Com as coisas, por recordar significados daquilo que por ora pode não aparentar ser mais que um produto industrial, plástico ou metal. E dá-las vida, de alguma maneira, ao possibilitar que se recrie sentidos.
Com as pessoas, por instigar a vista para buscar entender como performam. Ao mesmo tempo, para procurar as histórias que dão ideias dos porquês.
E com nós mesmos, vez que somos formados a partir disso. Da rede de coisas, pessoas e lugares que nos acompanham ao longo da vida, das experiências e da leitura que constantemente refazemos das histórias. De tudo que é visto, dito, lido, tocado, sentido, ouvido.
Às vezes, viver o cinema é algo tão distante que parece mentira. Não veio, antes, em forma de ideia ou projeção. Chegou devagar, depois de muitos tropeços, tombos e portas fechadas.
Vim para São Paulo com uma bagagem de certezas, intenções e caminhos imaginados. Tentei tudo que podia, sem, ao menos em público, me curvar ou baixar o queixo. Orgulho e teimosia não me deixaram voltar para Belo Horizonte. Às vezes, há de se agradecer à estupidez. Mas agradecer baixinho, para não se aprumar. Certezas são armaduras. Protegem, mas pesam. A dúvida abre.
Fiquei. Mais por sorte do que pela busca intensa, me encantei por ter nas mãos uma câmera fotográfica e ganhei novas lentes. Não dessas de vidro. E não sabia bem o que fazer com elas. Tampouco com as de vidro. Mas segui usando, porque gostava. Porque me dava prazer.
Aos poucos, a foto ganhou movimento. Mudou cores, ângulos, luzes. Mas, sempre, gente. Vista cada vez mais próxima, a mirar o de dentro. E isso virou trabalho, sustento, dinheiro do aluguel, sem deixar de ser sincero. Os dias parecem ter descalçado os sapatos.
A vida passou a crescer em coro, leve e intensa. Os problemas pesam menos, assim como os erros. Ainda pesam, mas menos, e o que já era bonito brilha forte. Senti que o mundo é um montão de gente, um mar de fogueirinhas. Serenas, agitadas, enormes, de todas as cores, cada qual a sua maneira. Dá um gosto bom na boca, uma vontade de chegar mais perto, sem tanto medo de ser visto de volta.
Não que eu tenha encontrado o nirvana ou algo do tipo. Mas, desde que comecei a estudar cinema, sinto, reflito, produzo, sonho e me emociono como nunca. Tenho a calma e a energia que não tinha, como se redirecionasse a que gastava com ansiedade e a necessidade de me encaixar, de ser aceito. Como que compreendesse ser uma dentre essas bilhões de fogueirinhas, com minhas próprias cores, luzes e sombras, e que não há maneira melhor de viver que as admitindo, e procurar entendê-las. E que compreendê-las melhor pode influenciar diretamente na forma com que me conecto com os lugares, com as coisas, com as pessoas, comigo mesmo e na maneira que me expresso.

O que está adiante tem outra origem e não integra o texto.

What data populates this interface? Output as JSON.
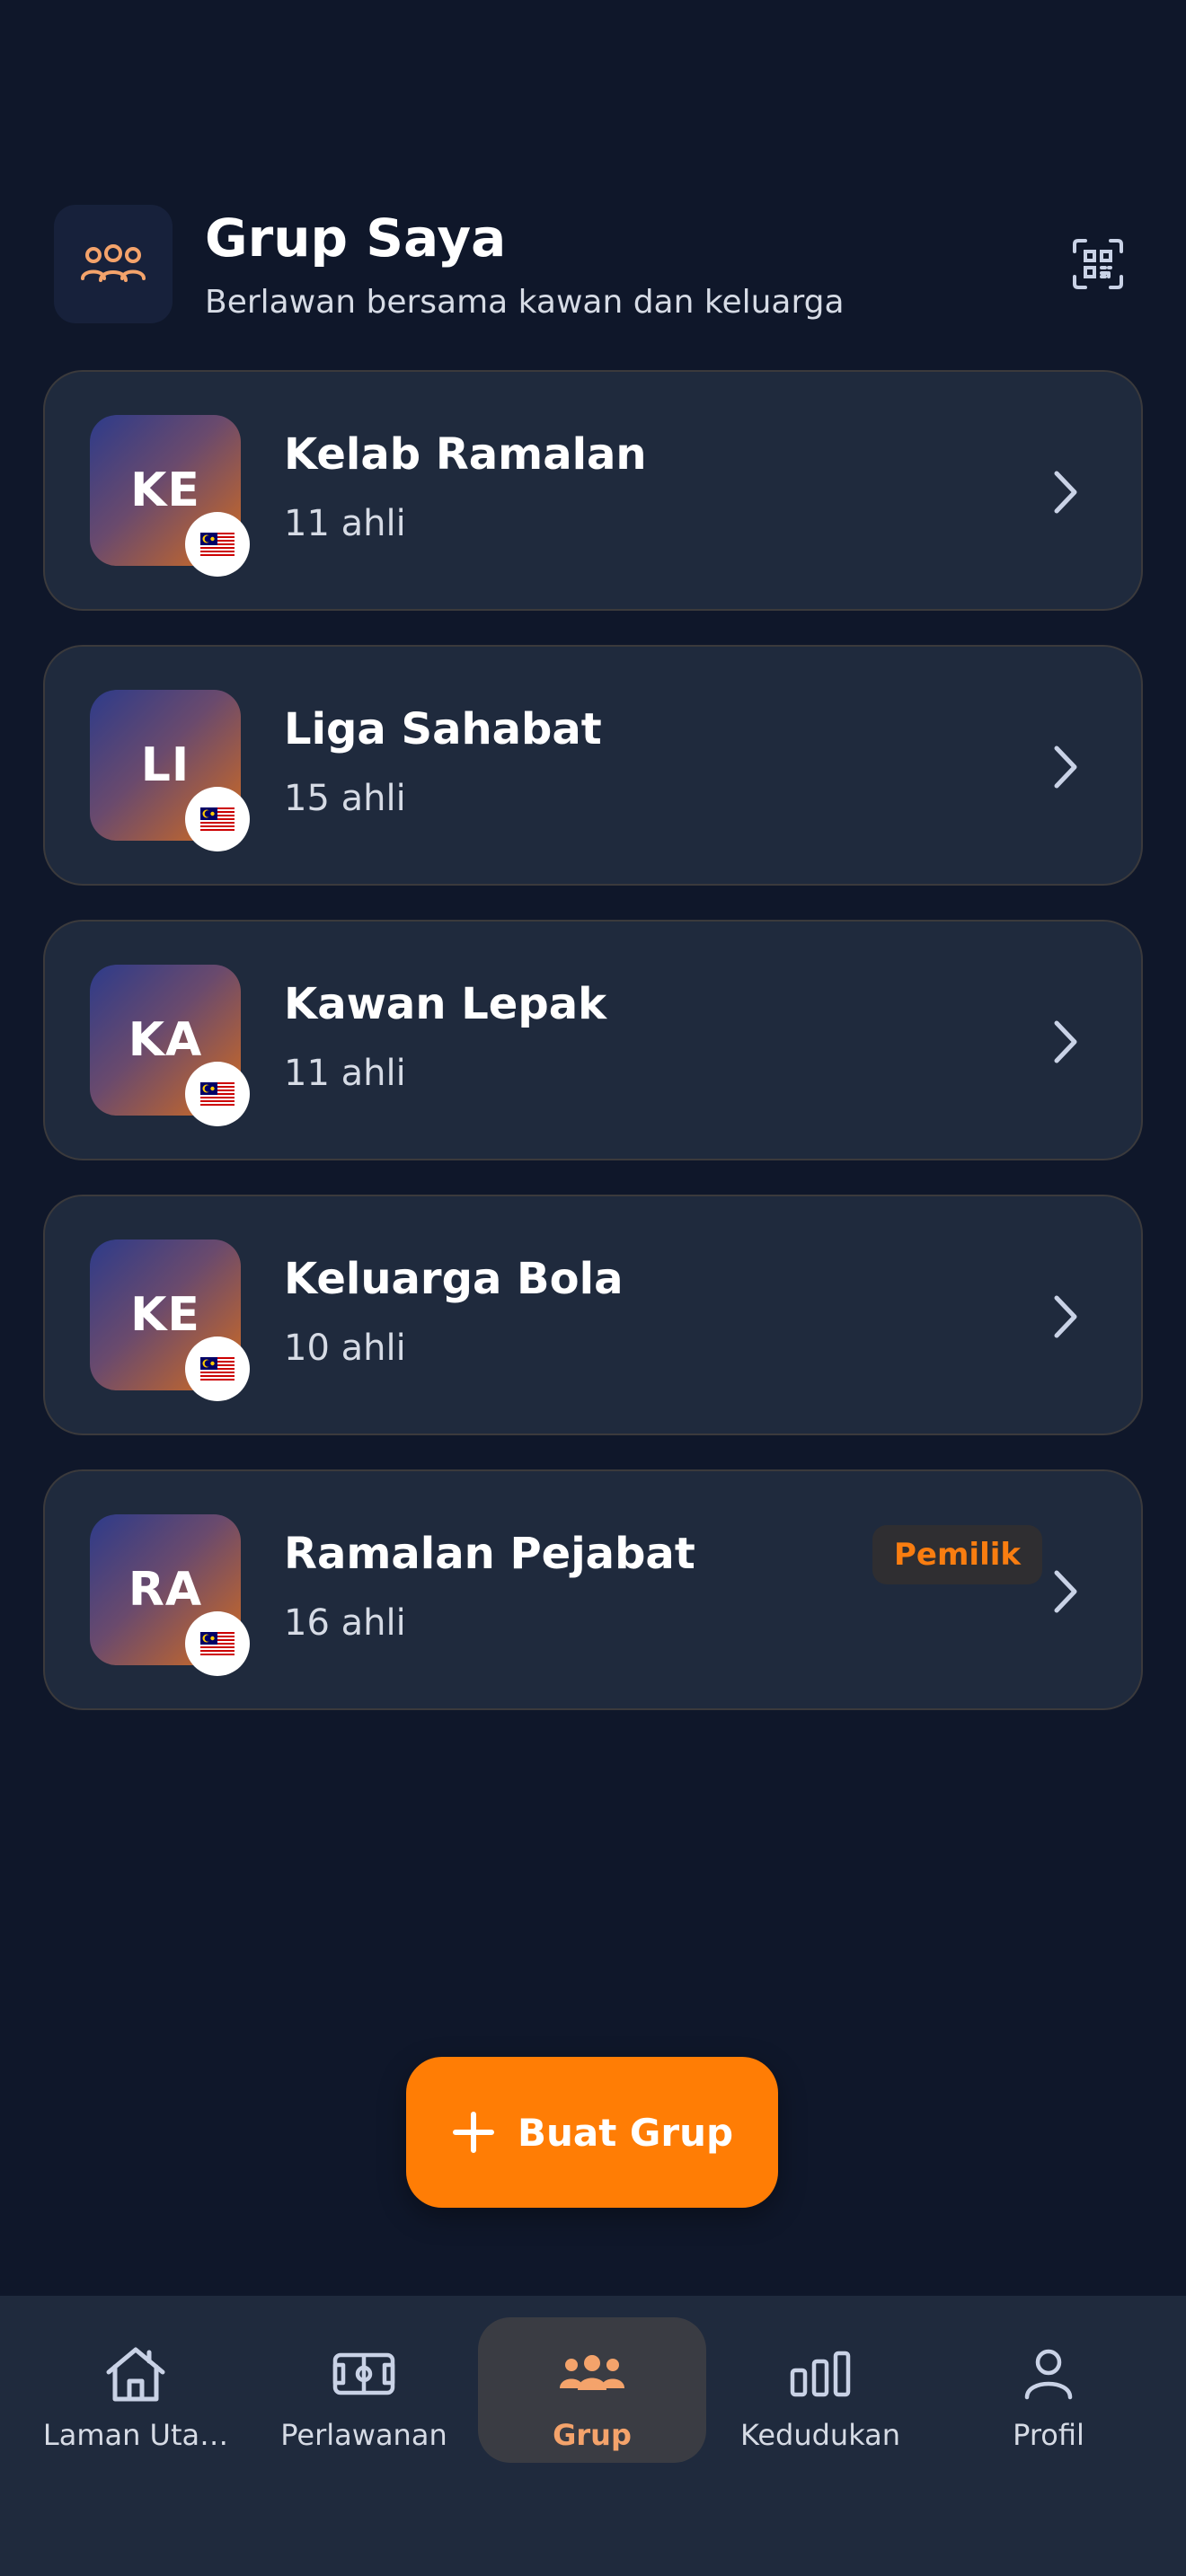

Não sei se é possível verbalizar minhas motivações. Sei que as sinto, intensas, dos cantos dos olhos às pontas dos dedos. Que me chacoalham cedo pela manhã e me energizam, mesmo quando durmo pouco, antes ou depois de uma diária de filmagem. Que seria contra intuitivo ignorar essas sensações em troca da garantia de uma carreira mais certa e estável.
Estudar cinema é ser mais sincero comigo mesmo e, com isso, sê-lo com tudo que tenho ao redor. Reaprender a me expressar, agora em imagem e som, e direcionar a busca para ouvir minhas vozes internas, a compreender o que tenho a dizer. E, a partir disso, me abrir também ao interno dos outros, procurar diálogos. É um caminho longo e inconclusivo, mas me parece um bom plano, um bom jeito de levar as coisas.